What you need to know
- Microsoft identified over 40 of its customers that have been targeted by the SolarWinds supply chain attack.
- More than 80 percent of the identified victims were located in the United States.
- The attack targeted government agencies, security firms, technology firms, government contractors, and more.
Microsoft identified over 40 of its customers that have been targeted by the recent cyberattack that utilized the SolarWinds Orion platform (via ZDNet). Microsoft discovered this information with data from Microsoft Defender. The attacks surfaced last week after security firm FireEye stated that state-sponsored hacking groups used a malware-laced version of SolarWinds Orion, which is a popular network monitor tool for enterprises. SolarWinds shared a press release on the Cyber Attack.
The attacks targeted government agencies and went after security firms, technology firms, government contractors, and more.

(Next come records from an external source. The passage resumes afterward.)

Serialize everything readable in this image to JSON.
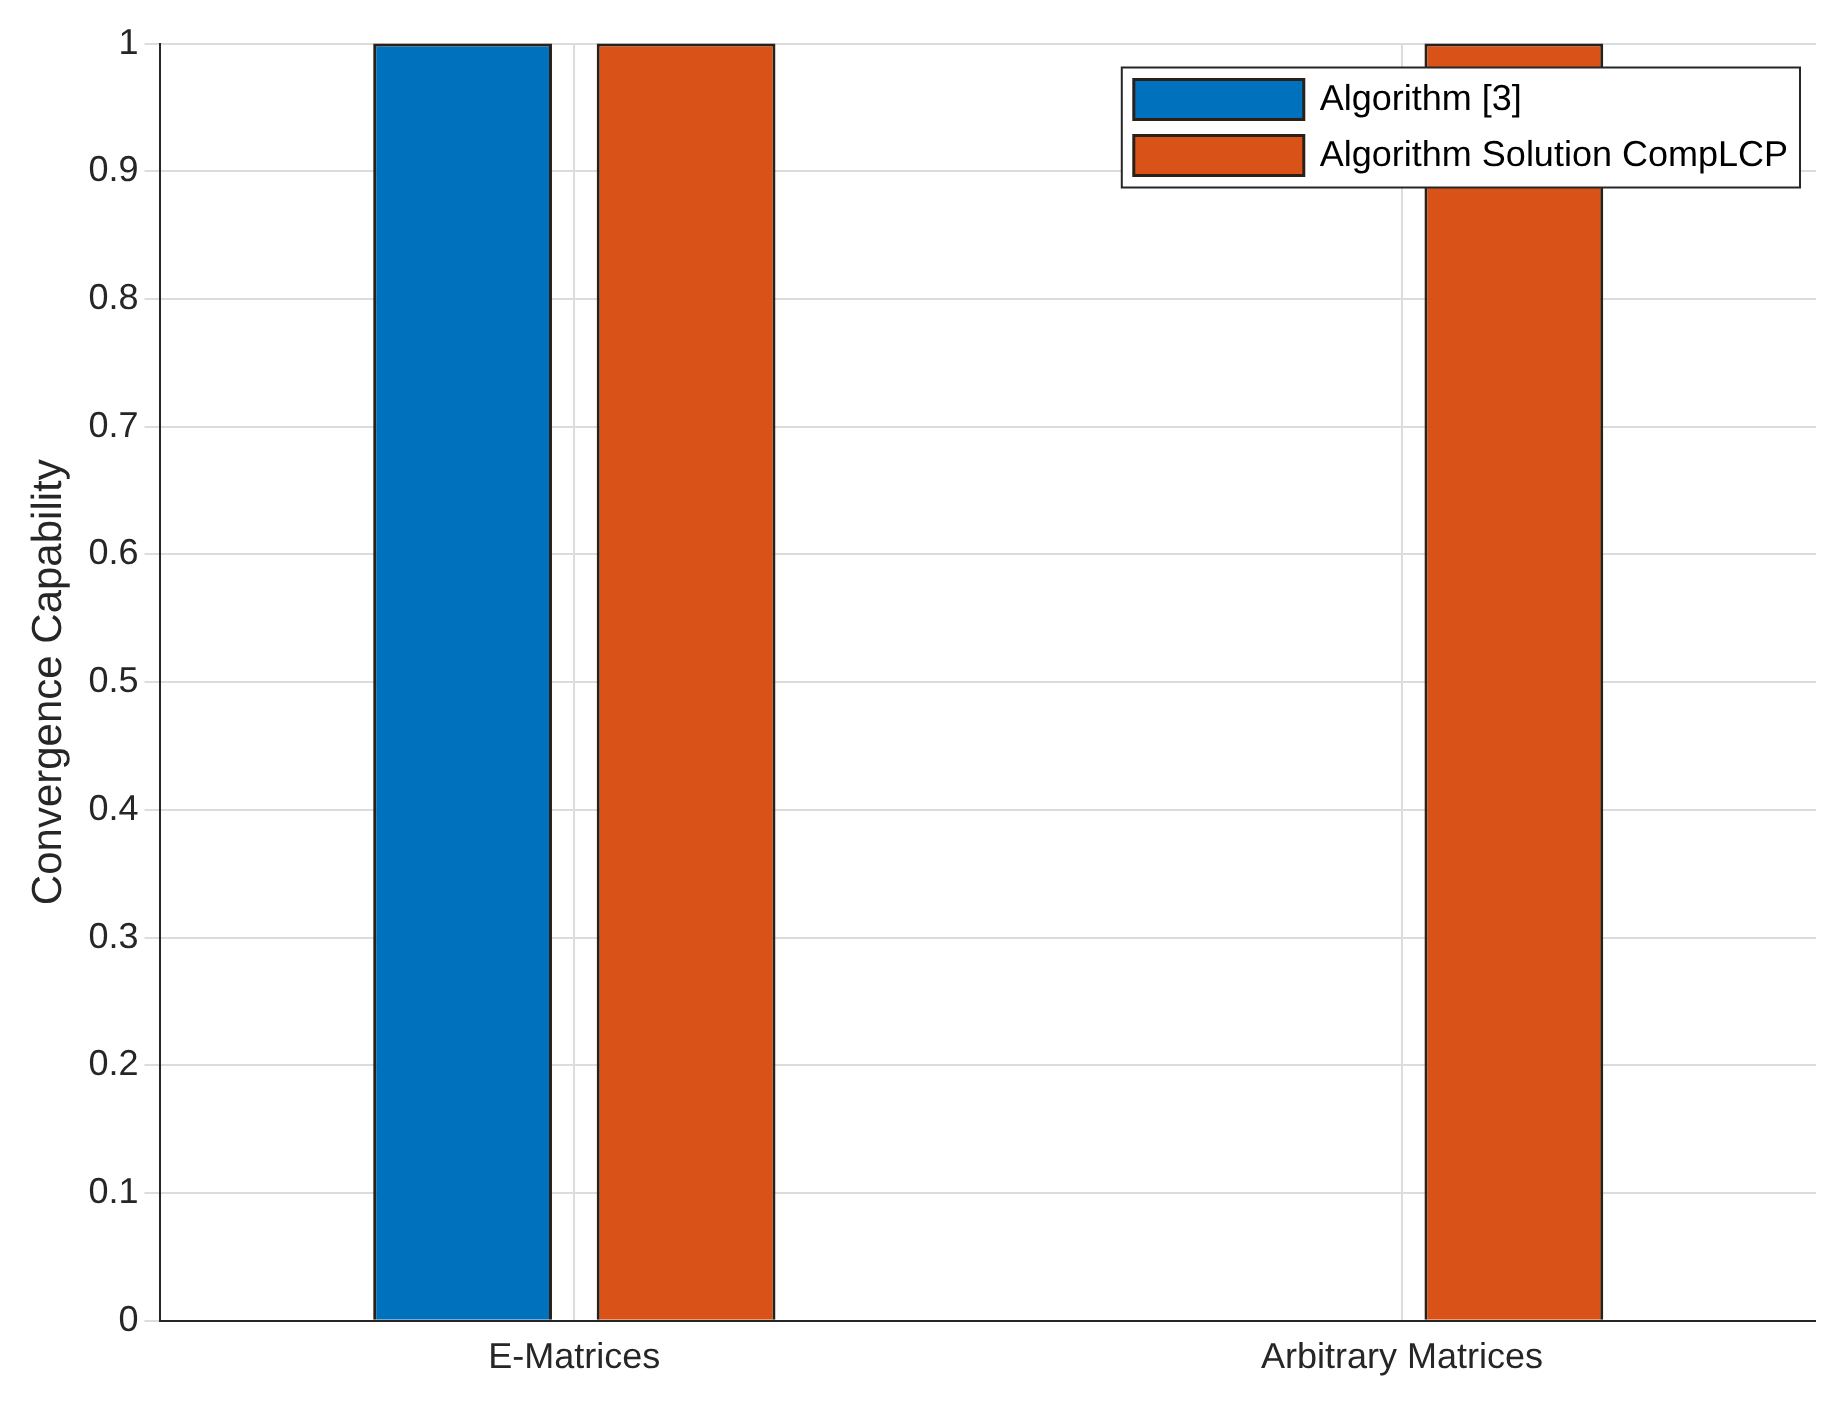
{
  "chart_data": {
    "type": "bar",
    "ylabel": "Convergence Capability",
    "categories": [
      "E-Matrices",
      "Arbitrary Matrices"
    ],
    "series": [
      {
        "name": "Algorithm [3]",
        "color": "#0072bd",
        "values": [
          1,
          0
        ]
      },
      {
        "name": "Algorithm Solution CompLCP",
        "color": "#d95319",
        "values": [
          1,
          1
        ]
      }
    ],
    "ylim": [
      0,
      1
    ],
    "yticks": [
      0,
      0.1,
      0.2,
      0.3,
      0.4,
      0.5,
      0.6,
      0.7,
      0.8,
      0.9,
      1
    ],
    "grid": true,
    "legend": "top right"
  }
}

SolarWinds explains that the "attack was very sophisticated supply chain attack, which refers to a disruption in a standard process resulting in a compromised result with a goal of being able to attack subsequent users of the software." According to SolarWinds, around 18,000 customers installed trojanized updates.
Microsoft president, Brad Smith, outlines the attack and its far-reaching effects in great detail in a blog post. Smith highlights that "This is not 'espionage as usual,' even in the digital age. Instead, it represents an act of recklessness that created a serious technological vulnerability for the United States and the world."
Microsoft took several steps this week to protect customers, including seizing the web domain that was used to report information to cyberattackers. Microsoft worked with GoDaddy and FireEye to turn the domain into a kill switch to prevent malware from reporting back and downloading a second-stage payload for attacks.
Reuters initially reported that hackers utilized the attacks to access Microsoft's internal network, but Microsoft issued a statement denying that the attacks were able to access production services or customer data:
Like other SolarWinds customers, we have been actively looking for indicators of this actor and can confirm that we detected malicious SolarWinds binaries in our environment, which we isolated and removed. We have not found evidence of access to production services or customer data. Our investigations, which are ongoing, have found absolutely no indications that our systems were used to attack others (emphasis added).
Microsoft identified over 40 of its customers targeted by the attack that have been compromised through "additional and sophisticated measures." Microsoft is working to notify these customers. According to Microsoft, roughly 80 percent of the targeted customers are in the United States, but there are also victims in seven other countries; Canada, Mexico, Belgium, Spain, the United Kingdom, Israel, and the UAE. Smith states that "It's certain that the number and location of victims will keep growing."
"We are witnessing an attack by a nation with top-tier offensive capabilities," said FireEye CEO Kevin Mandia in a blog post on the attacks.
Microsoft states that "The attack is ongoing and is being actively investigated and addressed by cybersecurity teams in the public and private sectors, including Microsoft."